2009年7月24日 17時31分 | カテゴリー: 活動報告

都議会議員選挙の残念な結果からなかなか立ち直れず,議会で議席を確保することの意味を改めて考えています。
そんな折り,練馬子ども議会が開催され,23日は委員会が傍聴できるので行ってみました。8月3日の本会議に先立ち,区行政の5つの分野に基づいて5つの委員会に分かれて「意見や質問を述べ,区幹部職員と討議」するはずでした。
しかし,私が傍聴した委員会では,意見や質問は予め用意した原稿を読み上げ,それに対して区幹部課長級が区ではこうやっていますという説明を予め用意したペーパーを見ながら行うだけでした。その後,委員長が「質問はありますか?」と尋ねますが,誰も何も言わず「それでは〜」と先に進んでお終い。何ともあっけないものでした。
内容的には,学校緑化への参加,公園のゴミ箱設置,ベンチの肘掛け,トイレの衛生管理,ペットボトルのキャップ回収,無料駐輪場の設置など中学生が日頃感じている疑問や提案なのに,行政側の受け止めが単なる説明と弁明に終始したのが残念でした。

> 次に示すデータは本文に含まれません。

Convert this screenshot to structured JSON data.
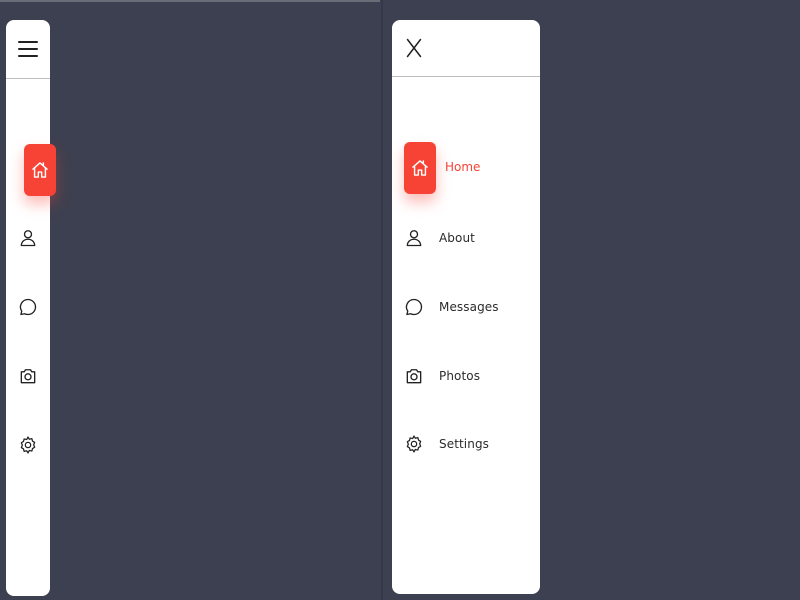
{
  "theme": {
    "background": "#3d4050",
    "panel": "#ffffff",
    "accent": "#f74335",
    "text": "#2b2b2b"
  },
  "collapsed_nav": {
    "toggle_icon": "hamburger-menu-icon",
    "active_item": "home",
    "items": [
      {
        "id": "home",
        "icon": "home-icon"
      },
      {
        "id": "about",
        "icon": "user-icon"
      },
      {
        "id": "messages",
        "icon": "chat-bubble-icon"
      },
      {
        "id": "photos",
        "icon": "camera-icon"
      },
      {
        "id": "settings",
        "icon": "gear-icon"
      }
    ]
  },
  "expanded_nav": {
    "toggle_icon": "close-icon",
    "active_item": "home",
    "items": [
      {
        "id": "home",
        "label": "Home",
        "icon": "home-icon"
      },
      {
        "id": "about",
        "label": "About",
        "icon": "user-icon"
      },
      {
        "id": "messages",
        "label": "Messages",
        "icon": "chat-bubble-icon"
      },
      {
        "id": "photos",
        "label": "Photos",
        "icon": "camera-icon"
      },
      {
        "id": "settings",
        "label": "Settings",
        "icon": "gear-icon"
      }
    ]
  }
}
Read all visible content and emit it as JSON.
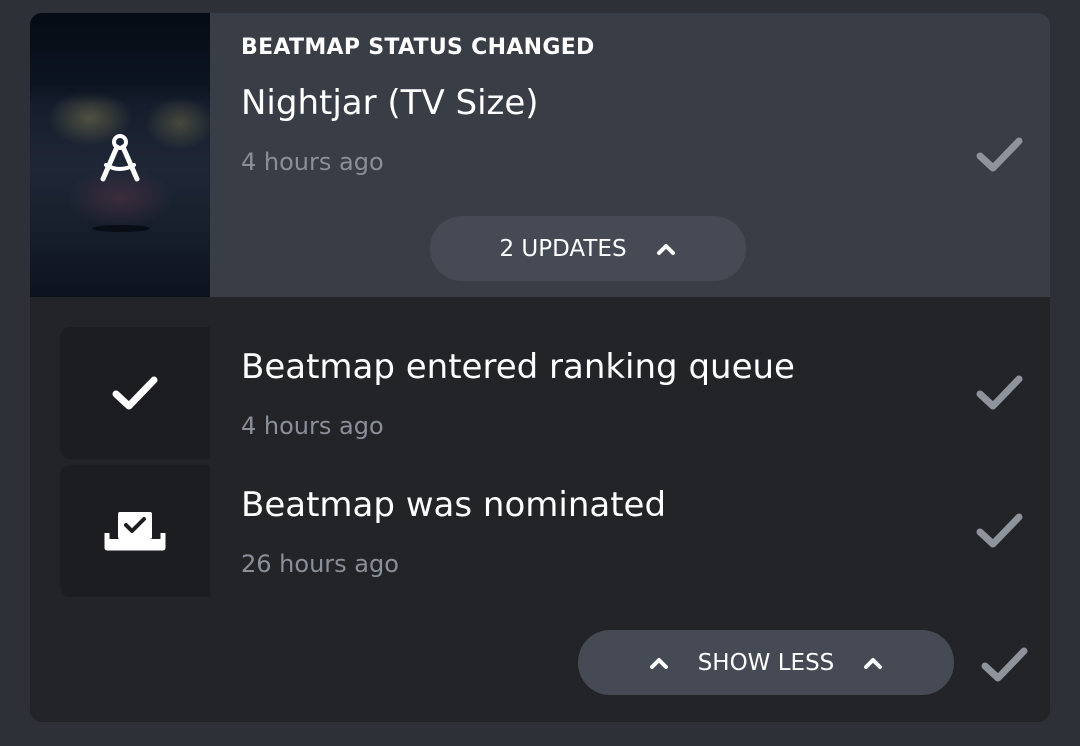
{
  "notification": {
    "category": "BEATMAP STATUS CHANGED",
    "title": "Nightjar (TV Size)",
    "time": "4 hours ago",
    "cover_icon": "compass-drafting-icon",
    "updates_button": {
      "label": "2 UPDATES",
      "icon": "chevron-up-icon"
    }
  },
  "updates": [
    {
      "text": "Beatmap entered ranking queue",
      "time": "4 hours ago",
      "icon": "check-icon"
    },
    {
      "text": "Beatmap was nominated",
      "time": "26 hours ago",
      "icon": "ballot-box-icon"
    }
  ],
  "show_less_button": {
    "label": "SHOW LESS",
    "icon": "chevron-up-icon"
  },
  "mark_read_icon": "check-icon",
  "colors": {
    "background": "#2d3036",
    "panel": "#222428",
    "header": "#393d45",
    "pill": "#454a54",
    "muted_text": "#8a8f99",
    "mark_read": "#8e939c"
  }
}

傍聴していた保護者からは「あんな説明で納得したの?傍聴席から質問したいくらいよ。」と不満の声も。。。未来を担う子どもたちが,子どもの目線でまちづくりに参加する事例は増えています。もっともっと子どもの意見に正面から向きあい,未来のパートナーと真剣に討議して欲しいと思います。
今,おとなの議会にも討議が欠けています。立場の違いを超えて合意点を見出すためには討議が不可欠であり,民主主義の根幹であるのに討議が避けられています。
25日(土),26日(日)には恒例の議会改革フォーラムが開催され,全国から議員や自治体職員,研究者が集まって意見を戦わせ議会改革をめざします。おとなの議会が変わらなければ,子ども議会だって変わりようがありません。子どもはおとなの姿を映す鏡ですから。